The paper would benefit from citing other relevant work in this area to achieve low-cost to high-cost mapping of imaging data using generative models. Some such papers include the following: https://link.springer.com/chapter/10.1007/978-3-031-18523-6_15 and https://link.springer.com/chapter/10.1007/978-3-031-06427-2_18
- Reviewer confidence
Confident but not absolutely certain (3)
- [Post rebuttal] After reading the author’s rebuttal, state your overall opinion of the paper if it has been changed
N/A
- [Post rebuttal] Please justify your decision
N/A
Author Feedback
We thank the reviewers for the thoughtful feedback, and will clarify all the concerns from the reviewers in the final version. Our responses to the major points raised by the reviewers as follows.
Reviewer #1
Q1: Minor comment: in Fig. 4, it might be easier for readers to observe with colored images instead of the grey-scale visualization for perfusion maps. A1: We understand that colored visualizations can enhance readability and make it easier for readers to observe the details. We will incorporate your suggestion and update the figures accordingly in the final version.
Reviewer #3
Q1: While diffusion (resp. residual diffusion) is an established and widely concept in the general deep-learning community by now, it is still limited within the medical context. The text relies on a working knowledge of it, limiting its audience in the wider community. A1: We acknowledge that, while prevalent in deep learning, these terms might be unfamiliar to a wider medical audience. We’ll explore incorporating a concise explanation of diffusion and residual diffusion within the medical context, tailored to the specific application in our paper. This will improve accessibility for readers with varying backgrounds. Alternatively, we will reference a well-established paper titled《Diffusion models in medical imaging: A comprehensive survey》which effectively explains these concepts. This approach avoids redundancy and streamlines the paper’s focus. We’ll carefully evaluate these options to strike a balance between conciseness and clarity for a broader readership.

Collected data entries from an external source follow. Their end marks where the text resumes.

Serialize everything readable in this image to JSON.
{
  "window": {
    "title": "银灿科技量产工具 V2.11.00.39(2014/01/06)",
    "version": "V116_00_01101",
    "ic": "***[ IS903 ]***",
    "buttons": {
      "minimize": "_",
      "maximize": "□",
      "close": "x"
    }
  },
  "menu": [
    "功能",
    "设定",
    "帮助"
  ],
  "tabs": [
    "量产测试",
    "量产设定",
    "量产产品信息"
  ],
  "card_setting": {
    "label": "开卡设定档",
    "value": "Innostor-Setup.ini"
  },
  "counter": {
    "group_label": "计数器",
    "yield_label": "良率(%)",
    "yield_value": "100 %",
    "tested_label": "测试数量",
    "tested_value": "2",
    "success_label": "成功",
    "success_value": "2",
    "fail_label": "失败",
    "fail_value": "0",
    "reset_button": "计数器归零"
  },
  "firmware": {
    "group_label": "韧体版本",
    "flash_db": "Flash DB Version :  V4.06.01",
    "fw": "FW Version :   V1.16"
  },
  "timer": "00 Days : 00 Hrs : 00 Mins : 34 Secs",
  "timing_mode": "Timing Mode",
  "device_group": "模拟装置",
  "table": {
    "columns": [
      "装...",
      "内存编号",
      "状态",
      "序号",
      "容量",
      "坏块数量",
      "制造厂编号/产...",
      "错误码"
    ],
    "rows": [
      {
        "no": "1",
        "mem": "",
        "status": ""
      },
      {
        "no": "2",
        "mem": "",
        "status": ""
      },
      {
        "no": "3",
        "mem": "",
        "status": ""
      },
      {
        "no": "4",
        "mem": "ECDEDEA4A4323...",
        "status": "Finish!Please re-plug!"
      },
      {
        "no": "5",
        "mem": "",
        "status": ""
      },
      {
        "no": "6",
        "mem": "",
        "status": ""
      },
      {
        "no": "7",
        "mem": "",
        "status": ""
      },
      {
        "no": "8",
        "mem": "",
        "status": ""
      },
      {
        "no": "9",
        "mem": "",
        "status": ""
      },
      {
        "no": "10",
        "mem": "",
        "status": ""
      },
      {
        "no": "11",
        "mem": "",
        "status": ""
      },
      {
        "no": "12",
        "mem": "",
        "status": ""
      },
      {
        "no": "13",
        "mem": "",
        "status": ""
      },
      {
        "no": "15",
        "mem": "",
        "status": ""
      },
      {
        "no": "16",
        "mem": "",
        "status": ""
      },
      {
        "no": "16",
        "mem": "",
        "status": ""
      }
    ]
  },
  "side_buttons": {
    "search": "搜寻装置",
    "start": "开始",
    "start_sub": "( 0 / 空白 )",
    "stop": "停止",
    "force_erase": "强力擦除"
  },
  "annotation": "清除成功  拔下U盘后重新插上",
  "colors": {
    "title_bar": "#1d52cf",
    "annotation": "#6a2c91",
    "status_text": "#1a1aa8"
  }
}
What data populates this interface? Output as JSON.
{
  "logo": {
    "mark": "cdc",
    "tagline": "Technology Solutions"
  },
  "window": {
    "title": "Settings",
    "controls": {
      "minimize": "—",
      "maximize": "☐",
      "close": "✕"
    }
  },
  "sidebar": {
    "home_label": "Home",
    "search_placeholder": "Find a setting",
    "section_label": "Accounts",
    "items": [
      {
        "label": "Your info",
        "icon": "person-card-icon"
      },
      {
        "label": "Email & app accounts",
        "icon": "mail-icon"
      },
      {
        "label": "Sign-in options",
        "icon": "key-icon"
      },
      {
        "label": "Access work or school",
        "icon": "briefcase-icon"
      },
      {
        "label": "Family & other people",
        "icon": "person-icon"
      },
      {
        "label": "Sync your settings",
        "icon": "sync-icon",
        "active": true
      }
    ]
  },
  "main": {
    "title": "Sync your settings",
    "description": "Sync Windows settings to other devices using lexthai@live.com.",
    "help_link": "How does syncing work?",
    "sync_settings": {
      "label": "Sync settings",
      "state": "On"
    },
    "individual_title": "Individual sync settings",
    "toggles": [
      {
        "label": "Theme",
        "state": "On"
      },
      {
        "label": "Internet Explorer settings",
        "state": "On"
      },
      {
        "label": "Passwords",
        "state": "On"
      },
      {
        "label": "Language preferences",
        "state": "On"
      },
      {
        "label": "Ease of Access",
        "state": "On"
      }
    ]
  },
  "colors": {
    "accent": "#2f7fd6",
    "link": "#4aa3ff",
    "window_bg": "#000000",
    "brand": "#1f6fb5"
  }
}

Q2: The work hints at clinical applicability but lacks key characteristics for this like timings and computational overhead. A2: The running time and computational efficiency of the diffusion model is often related to the setting of the time step t. The average running time of our model for various settings will be incorporated into the table of results. Additionally, the accelerated sampling methods for diffusion models are continuously improving, which makes the time and computational overhead of our algorithm controllable.
Q3: Unclear what statistics where used, i.e. are the shown results averages over the dataset, or runs etc. While common, comparing models based on single instance is not a valid approach due to the stochastic nature of training. A3: We agree relying solely on averages from a single dataset and model run can be misleading due to the inherent stochasticity of training. We will consider this suggestion to incorporate additional model runs with the reported statistics reflecting the average and standard deviation across these runs. This will provide a clearer picture of the model’s performance variability.
Reviewer #4 Q1: The paper would benefit from citing other relevant work in this area to achieve low-cost to high-cost mapping of imaging data using generative models. A1: We agree that our paper would benefit from discussing and citing other relevant work in this area. We will properly cite and discuss the references you provided to enhance our paper’s context and depth.
Meta-Review
Meta-review not available, early accepted paper.